On appeal, the First District Appellate Court reversed. After closely examining BIPA’s text, the court concluded that BIPA applies to each scan of a person’s finger or hand and each use of his or her biometric information. In reaching that conclusion, the court noted that the federal court for the Northern District of Illinois recently reached a similar conclusion in Cothron v. White Castle System, Inc., 477 F.Supp.3d 723 (N.D. Ill. 2020).1 The decision in Watson is significant not only because it confirms that the statute of limitations on a BIPA claim is tolled until the last possible collection and use of biometrics, but also because it could be read to support the proposition that each such collection or use is a separately compensable violation – which could lead to an exponential increase in liability given BIPA’s stiff statutory damages.

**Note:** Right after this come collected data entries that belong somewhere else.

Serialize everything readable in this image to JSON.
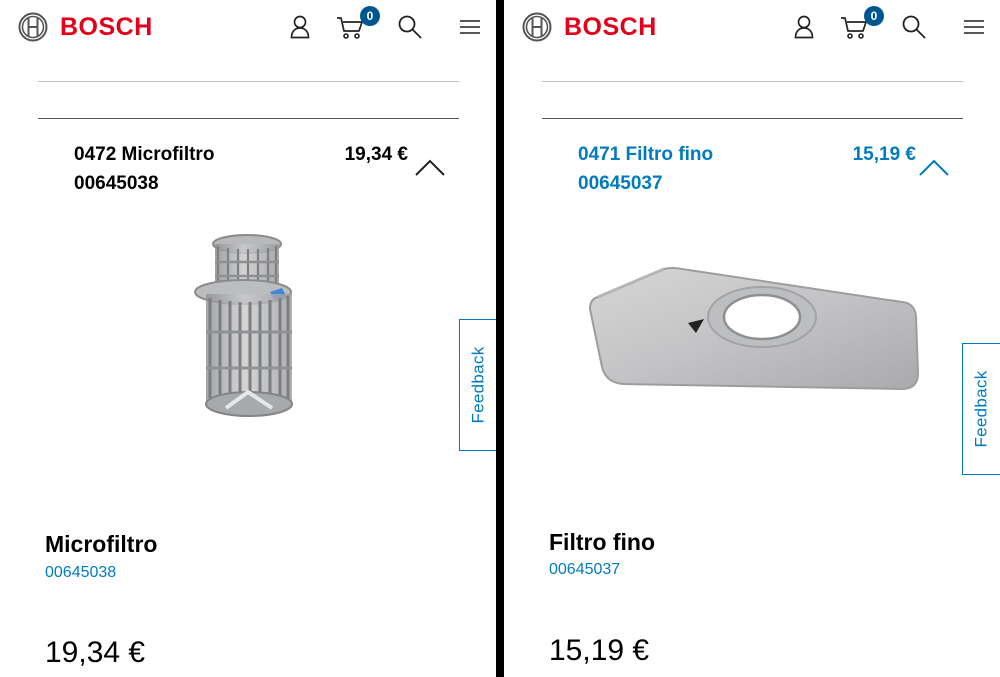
{
  "brand": {
    "name": "BOSCH",
    "color": "#e2001a",
    "accent": "#007bc0",
    "badge_color": "#005691"
  },
  "icons": [
    "bosch-logo-icon",
    "user-icon",
    "cart-icon",
    "search-icon",
    "menu-icon",
    "chevron-up-icon"
  ],
  "panels": [
    {
      "header": {
        "cart_count": "0"
      },
      "accordion": {
        "title": "0472 Microfiltro",
        "number": "00645038",
        "price": "19,34 €",
        "expanded": true
      },
      "feedback": "Feedback",
      "product": {
        "name": "Microfiltro",
        "sku": "00645038",
        "price": "19,34 €",
        "image": "cylindrical grey mesh microfilter"
      }
    },
    {
      "header": {
        "cart_count": "0"
      },
      "accordion": {
        "title": "0471 Filtro fino",
        "number": "00645037",
        "price": "15,19 €",
        "expanded": true
      },
      "feedback": "Feedback",
      "product": {
        "name": "Filtro fino",
        "sku": "00645037",
        "price": "15,19 €",
        "image": "flat grey mesh fine filter plate"
      }
    }
  ]
}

However, despite the significance of these issues, the Watson court declined to address whether and to what extent its decision affected the computation of damages under BIPA. In particular, the court refused to consider the Defendants’ argument that liability would be “ruinous” under Watson’s theory. In doing so, the court expressly left open the question of whether each scan represented a separate violation or a continuing violation. And in a footnote, the court noted that damages under BIPA are discretionary, not mandatory, emphasizing that the statute provides an aggrieved person “may” recover certain damages.
The Watson opinion has wide-ranging implications for the defense of BIPA cases. The Watson court’s ruling prevents BIPA defendants from arguing that the statute of limitations outright bars claims by individuals whose first scans occurred long ago. But the open question of whether additional scans of a plaintiff’s biometrics constitute a separate violation or a continuing violation provides BIPA defendants with a potential defense. And the court’s footnote provides defendants with an argument that they should not be subject to the exorbitant penalties routinely sought by plaintiffs in BIPA class action cases.
(1) The decision in Cothron is now on appeal to the Seventh Circuit. On December 20, 2021, the Seventh Circuit certified the question of when a claim accrues under BIPA to the Illinois Supreme Court.